Густой красный звон несся из города.
Геликонский не свернул в свою Пущину улицу, а вышел в поле. Он не надолго сел на обсохший бугорок, прислушиваясь к звону и жаворонкам.
По-весеннему переливался воздух, пахучий и задорный, как молодое вино. Воробьи чирикали на дороге. С набухавших почках берез граяли серьезные, постные грачи. От звона, от птичьего гомона, от шелеста деревьев, от перелива ручейков, бежавших со взгорочек к взломавшему лед Темьяну, в воздухе были оклики какого-то общего радостного голоса весеннего — они окликали одновременно и над землей, и в небе, и с деревьев, и с облаков. Голос был высок, как небо и широк, как поле.

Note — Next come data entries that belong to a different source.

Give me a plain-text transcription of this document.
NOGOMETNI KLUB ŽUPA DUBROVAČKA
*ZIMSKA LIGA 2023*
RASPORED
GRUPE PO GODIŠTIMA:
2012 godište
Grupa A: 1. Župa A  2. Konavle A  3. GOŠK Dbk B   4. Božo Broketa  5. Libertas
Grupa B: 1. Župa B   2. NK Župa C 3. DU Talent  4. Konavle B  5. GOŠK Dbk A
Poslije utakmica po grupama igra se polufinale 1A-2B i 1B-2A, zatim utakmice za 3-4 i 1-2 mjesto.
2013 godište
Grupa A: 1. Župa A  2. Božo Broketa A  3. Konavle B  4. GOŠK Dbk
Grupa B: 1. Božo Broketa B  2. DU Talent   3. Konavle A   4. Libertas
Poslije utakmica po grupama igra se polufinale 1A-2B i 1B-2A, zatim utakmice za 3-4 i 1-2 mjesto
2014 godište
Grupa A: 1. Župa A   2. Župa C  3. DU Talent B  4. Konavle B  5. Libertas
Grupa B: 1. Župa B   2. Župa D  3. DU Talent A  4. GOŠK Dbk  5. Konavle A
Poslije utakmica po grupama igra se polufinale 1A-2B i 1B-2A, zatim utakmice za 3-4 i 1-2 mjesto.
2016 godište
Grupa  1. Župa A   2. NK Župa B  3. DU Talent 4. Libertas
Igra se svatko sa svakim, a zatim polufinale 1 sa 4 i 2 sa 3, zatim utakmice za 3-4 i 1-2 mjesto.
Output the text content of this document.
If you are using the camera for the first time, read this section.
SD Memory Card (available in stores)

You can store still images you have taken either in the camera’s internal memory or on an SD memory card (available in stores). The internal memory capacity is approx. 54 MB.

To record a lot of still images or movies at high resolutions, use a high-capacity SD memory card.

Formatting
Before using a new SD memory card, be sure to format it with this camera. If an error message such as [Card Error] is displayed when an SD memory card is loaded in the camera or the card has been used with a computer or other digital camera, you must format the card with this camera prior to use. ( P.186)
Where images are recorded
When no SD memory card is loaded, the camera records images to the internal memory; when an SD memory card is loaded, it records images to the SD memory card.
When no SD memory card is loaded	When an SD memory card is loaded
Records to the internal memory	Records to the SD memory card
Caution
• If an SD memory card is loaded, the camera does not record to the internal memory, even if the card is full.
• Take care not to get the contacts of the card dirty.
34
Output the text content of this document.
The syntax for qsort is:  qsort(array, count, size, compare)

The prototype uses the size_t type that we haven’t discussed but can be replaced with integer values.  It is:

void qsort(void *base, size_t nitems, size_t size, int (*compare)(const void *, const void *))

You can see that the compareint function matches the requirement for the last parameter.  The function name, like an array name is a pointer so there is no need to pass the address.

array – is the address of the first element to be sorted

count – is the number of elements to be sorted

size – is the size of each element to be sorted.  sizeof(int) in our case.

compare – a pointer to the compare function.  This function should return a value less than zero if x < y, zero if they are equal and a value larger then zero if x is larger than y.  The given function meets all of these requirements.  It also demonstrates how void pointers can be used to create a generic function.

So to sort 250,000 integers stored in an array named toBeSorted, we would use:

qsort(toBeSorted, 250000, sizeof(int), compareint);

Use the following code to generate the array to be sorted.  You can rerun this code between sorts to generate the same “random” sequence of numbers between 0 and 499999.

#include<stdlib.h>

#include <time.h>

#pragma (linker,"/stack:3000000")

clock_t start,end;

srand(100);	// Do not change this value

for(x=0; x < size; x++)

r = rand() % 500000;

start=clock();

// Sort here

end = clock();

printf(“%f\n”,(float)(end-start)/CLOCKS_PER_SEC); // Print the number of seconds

Геликонский шел домой и тихо пел:
— Архангельский глас вопиет ти, чистая: Радуйся, Благодатная, Господь с тобою!
6.
На Страстной неделе великопостный звон звучал еще печальней: гуще и крупнее падали его дождевые капли с неба, с каждым днем углублявшего свою голубизну. С соборным перезвоном перекликались перезвоны городских церквей и подгородного монастыря.
В Великий четверг звонари причащались в соборе.